Have the system administrator check on the state of the domain's public key infrastructure. The chain status is in the error data.
Which leads me to the following MS article (all be it for 2008 I am pretty sure it is the same issue)
https://technet.microsoft.com/en-us/library/cc733985(v=ws.10).aspx
Looking at the Local Machine/Personal store on the Server I see a couple of certificates both issued by the 2003 R2 CA, one of which was from the template “Domain Controller”. Now I understand you do not have to configure the distribution of certificates
to DCs based on this template as it is automatic when you install AD CS.
My question is if the KDC is complaining about this Cert and wants a new one from the CA, how does KDC work when no CA exists (as CA is optional).
Also I am not sure where this Certificate (for Asymmetric encryption) fits in, as I understand the KCD encrypts the session keys using the hash of the user (UPN) password (for TGT) and the hash of the user and service (UPN and SPN) for Service Ticket.

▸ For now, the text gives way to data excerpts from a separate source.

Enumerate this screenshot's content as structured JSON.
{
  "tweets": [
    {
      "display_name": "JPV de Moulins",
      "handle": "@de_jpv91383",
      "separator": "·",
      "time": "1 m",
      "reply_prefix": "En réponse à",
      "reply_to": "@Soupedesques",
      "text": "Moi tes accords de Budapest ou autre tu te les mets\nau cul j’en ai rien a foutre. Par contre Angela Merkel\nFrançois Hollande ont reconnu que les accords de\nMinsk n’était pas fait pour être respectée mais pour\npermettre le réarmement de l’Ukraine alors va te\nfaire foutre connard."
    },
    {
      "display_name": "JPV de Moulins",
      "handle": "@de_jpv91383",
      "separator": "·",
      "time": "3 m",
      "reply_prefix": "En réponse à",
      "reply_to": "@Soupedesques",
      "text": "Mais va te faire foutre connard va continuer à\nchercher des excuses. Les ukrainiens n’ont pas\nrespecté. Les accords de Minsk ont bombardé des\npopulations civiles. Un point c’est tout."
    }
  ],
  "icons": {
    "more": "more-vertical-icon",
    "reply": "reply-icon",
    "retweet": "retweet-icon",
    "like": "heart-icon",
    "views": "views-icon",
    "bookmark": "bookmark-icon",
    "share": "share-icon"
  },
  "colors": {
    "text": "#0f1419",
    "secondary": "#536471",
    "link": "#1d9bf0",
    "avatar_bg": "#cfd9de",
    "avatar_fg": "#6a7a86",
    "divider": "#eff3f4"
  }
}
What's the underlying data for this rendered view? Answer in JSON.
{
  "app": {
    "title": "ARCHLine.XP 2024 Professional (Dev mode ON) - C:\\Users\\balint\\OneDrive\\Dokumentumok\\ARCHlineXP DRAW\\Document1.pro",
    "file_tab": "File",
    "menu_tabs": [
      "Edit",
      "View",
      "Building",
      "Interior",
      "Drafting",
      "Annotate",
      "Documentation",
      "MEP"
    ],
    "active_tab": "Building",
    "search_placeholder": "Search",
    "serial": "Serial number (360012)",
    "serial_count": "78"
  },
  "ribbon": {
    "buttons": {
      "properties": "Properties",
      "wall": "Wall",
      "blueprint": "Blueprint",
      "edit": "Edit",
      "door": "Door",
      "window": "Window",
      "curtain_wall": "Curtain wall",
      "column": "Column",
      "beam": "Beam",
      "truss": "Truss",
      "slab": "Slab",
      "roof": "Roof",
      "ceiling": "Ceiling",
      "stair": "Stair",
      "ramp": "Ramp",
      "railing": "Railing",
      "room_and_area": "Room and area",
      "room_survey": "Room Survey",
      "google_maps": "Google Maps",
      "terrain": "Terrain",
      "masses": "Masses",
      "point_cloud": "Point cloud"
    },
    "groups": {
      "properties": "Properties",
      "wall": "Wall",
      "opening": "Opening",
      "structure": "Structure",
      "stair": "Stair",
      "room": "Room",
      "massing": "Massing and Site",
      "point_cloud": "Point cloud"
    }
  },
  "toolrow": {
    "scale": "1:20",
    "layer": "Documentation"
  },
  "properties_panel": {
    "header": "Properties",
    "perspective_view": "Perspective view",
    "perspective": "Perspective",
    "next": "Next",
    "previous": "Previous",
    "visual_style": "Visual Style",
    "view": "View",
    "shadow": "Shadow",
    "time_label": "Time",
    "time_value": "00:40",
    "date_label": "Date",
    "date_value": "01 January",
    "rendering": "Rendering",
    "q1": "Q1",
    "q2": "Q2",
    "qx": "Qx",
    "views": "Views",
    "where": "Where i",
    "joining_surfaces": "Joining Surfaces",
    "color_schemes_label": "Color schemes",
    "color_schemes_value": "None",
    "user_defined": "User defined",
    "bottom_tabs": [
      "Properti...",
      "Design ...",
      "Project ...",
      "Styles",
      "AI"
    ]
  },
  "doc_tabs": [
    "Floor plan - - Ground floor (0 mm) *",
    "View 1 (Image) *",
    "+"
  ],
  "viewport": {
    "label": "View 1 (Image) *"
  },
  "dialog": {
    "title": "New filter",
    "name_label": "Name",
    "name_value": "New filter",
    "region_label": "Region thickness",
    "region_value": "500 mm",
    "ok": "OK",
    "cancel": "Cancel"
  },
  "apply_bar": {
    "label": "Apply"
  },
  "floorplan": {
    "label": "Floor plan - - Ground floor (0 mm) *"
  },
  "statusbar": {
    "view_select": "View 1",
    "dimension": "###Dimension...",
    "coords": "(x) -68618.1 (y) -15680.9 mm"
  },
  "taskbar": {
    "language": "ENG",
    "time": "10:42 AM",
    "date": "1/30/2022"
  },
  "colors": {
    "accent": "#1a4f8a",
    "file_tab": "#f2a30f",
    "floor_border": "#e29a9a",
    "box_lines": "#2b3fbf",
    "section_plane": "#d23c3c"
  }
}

Unless the certificate is used as the initial Authentication Service (AS) stage when I believe the client initially encrypts the current date and time and sends this to the AS, as an authenticator (or is that the other way around), but again I thought
this was encrypted using the password hash UPN password hash.
Can someone please explain (or point me to an article explain this) where this X509 Certificate fits in to the overall Kerberos authentication scheme.